[Vivagora] Brevetabilité des gènes : les Etats-Unis réouvrent le dossier

Article original [Vivagora] Brevetabilité des gènes : les Etats-Unis réouvrent le dossier.
samedi 6 février 2010
par Yaroslav Pigenet

Après la décision de l’Europe de limiter ou révoquer les brevets revendiqués par le laboratoire privé Myriad Genetics sur deux gènes impliqués dans le cancer du sein, le débat sur la brevetabilité du patrimoine génétique humain rebondit aux Etats-Unis. Plusieurs universités américaines et d’association de défense des libertés civiles viennent de porter une plainte en justice pour contester la constitutionnalité des brevets sur les gènes. La future décision de la cour, qui a entendu les arguments des « pros » et des « antis » brevets le mardi 2 février, pourrait à terme déboucher sur l’invalidation de milliers de brevets américains déjà déposés sur des séquences ADN « naturelles »…

En mai dernier, la Public Patent Fondation (PUBPAT) et l’American Civil Liberties Union (ACLU) – au nom de 150 000 chercheurs, professionnels de santé et patients touchés par le cancer du sein – ont décidé de contester devant la justice étasunienne la validité légale et la constitutionnalité de plusieurs brevets déposés sur des marqueurs génétiques du cancer du sein BRCA1 et BRCA2. Selon les plaignants, ces brevets – dont les recherches ont en partie été financés par des fonds publics – « non seulement étouffent la mise au point de tests diagnostiques et les recherches de nouvelles pistes thérapeutiques, mais limitent aussi les options thérapeutiques à la disposition des femmes ». Il est vrai que Myriad Genetics – qui facture 3000 dollars tout séquençage des gènes BRCA au nom de ses brevets – s’ est efforcé jusqu’ici de faire interdire l’utilisation des séquences qu’il « détient » par plusieurs laboratoires publics travaillant sur le cancer du sein.

La plainte a été déposée simultanément contre l’Office américain des brevets (USPTO), qui a validé les brevets, l’Université de l’Utah qui l’a déposé et le laboratoire privé Myriad Genetics qui en détient les droits exclusifs après les avoir acquis auprès de l’Université de l’Utah dès 1994. A la suite d’une longue bataille à laquelle VivAgora a largement pris part, ces brevets – validés en 2001 par l’Office Européen des Brevets – ont été fortement limités, voire révoqués, par plusieurs pays puis par les instances européennes entre 2001 et 2008. En relançant ce débat aux États-Unis, où plus d’un millier de gènes sont déjà brevetés, l’objectif avoué des promoteurs de la plainte n’est ni plus ni moins qu’obtenir une abolition internationale des brevets sur le vivant.

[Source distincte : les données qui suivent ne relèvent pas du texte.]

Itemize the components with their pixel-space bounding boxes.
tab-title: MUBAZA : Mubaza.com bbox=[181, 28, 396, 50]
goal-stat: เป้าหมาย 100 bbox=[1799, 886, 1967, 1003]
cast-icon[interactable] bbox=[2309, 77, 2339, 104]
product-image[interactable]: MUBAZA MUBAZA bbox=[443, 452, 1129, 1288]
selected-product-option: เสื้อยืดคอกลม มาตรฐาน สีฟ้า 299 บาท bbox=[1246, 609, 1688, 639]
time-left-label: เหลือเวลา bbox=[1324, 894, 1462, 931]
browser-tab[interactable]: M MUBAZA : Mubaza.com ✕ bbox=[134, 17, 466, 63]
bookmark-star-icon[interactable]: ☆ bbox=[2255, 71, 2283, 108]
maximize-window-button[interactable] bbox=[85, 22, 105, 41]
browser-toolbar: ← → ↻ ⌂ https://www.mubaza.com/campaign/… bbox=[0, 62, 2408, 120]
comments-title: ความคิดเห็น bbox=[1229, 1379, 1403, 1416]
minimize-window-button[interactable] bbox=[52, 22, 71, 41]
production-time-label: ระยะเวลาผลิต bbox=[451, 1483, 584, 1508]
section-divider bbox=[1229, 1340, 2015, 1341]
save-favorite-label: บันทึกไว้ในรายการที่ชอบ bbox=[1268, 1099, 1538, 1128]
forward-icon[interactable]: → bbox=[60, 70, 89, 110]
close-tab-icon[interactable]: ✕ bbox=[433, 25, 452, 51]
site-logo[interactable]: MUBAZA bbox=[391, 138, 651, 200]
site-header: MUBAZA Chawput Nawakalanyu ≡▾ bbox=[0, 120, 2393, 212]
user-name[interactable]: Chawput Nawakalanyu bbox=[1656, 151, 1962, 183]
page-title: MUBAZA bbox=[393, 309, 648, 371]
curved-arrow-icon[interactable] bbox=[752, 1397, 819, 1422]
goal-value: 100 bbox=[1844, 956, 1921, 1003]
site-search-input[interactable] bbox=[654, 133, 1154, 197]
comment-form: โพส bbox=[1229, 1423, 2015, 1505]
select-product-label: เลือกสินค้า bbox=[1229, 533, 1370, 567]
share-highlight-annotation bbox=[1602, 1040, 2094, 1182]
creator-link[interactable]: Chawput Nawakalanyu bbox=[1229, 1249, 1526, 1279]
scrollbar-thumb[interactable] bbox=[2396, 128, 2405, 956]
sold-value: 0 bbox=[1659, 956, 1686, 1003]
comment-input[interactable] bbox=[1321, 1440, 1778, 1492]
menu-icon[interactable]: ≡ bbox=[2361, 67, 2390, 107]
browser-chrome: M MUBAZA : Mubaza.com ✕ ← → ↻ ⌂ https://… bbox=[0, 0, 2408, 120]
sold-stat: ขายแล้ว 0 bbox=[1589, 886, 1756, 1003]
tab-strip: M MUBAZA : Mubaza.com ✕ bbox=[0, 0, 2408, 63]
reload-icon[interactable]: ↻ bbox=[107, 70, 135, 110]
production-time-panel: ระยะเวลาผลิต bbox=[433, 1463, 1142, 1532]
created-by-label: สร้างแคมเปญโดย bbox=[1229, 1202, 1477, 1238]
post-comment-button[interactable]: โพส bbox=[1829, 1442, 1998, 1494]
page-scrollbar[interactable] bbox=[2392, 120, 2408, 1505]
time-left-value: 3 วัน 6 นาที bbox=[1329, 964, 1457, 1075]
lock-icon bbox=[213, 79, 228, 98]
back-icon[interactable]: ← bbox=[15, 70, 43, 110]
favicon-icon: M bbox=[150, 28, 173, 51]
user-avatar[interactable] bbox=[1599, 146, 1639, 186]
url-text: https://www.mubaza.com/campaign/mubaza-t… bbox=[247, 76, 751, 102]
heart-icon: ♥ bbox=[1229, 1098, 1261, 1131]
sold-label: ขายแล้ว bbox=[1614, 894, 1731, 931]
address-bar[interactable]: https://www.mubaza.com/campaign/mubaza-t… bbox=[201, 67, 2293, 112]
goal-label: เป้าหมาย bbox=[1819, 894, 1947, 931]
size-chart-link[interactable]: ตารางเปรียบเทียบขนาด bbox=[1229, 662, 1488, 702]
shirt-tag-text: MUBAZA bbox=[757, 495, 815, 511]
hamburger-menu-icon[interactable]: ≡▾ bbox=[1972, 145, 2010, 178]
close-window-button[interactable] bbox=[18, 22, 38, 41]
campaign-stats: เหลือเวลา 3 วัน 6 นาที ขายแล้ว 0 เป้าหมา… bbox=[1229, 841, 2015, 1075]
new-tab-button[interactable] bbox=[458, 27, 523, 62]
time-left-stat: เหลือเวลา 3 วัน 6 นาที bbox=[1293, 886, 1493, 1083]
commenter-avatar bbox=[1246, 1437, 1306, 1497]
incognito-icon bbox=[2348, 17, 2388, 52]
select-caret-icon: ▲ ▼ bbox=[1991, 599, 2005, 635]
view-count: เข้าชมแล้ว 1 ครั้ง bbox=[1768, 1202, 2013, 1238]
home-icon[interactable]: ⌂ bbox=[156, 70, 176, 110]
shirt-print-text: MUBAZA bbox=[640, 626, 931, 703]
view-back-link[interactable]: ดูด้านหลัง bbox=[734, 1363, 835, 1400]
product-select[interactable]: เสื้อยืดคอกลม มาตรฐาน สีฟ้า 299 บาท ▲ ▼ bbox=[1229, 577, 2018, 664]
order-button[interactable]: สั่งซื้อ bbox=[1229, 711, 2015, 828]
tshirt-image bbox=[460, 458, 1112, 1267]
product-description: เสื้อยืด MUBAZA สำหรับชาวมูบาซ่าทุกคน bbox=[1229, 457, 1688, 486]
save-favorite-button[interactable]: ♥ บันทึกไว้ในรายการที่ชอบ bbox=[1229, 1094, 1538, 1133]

Le juge Robert Sweet de New York a entendu mardi les arguments des deux parties et il devrait décider prochainement s’il y a suffisamment d’éléments pour renvoyer l’affaire devant un tribunal. Les avocats de Myriad Genetics – qui a annoncé mercredi une augmentation de 67% de ses bénéfices en 2009 – ont ainsi fait valoir que « [une décision de renvoi] pourrait mener à l’invalidation de milliers de brevets biotechnologiques et, de fait, saper les fondations de toute l’industrie biotech ». En outre « le développement de nombreux médicaments et tests diagnostiques serait menacé » ont-ils averti.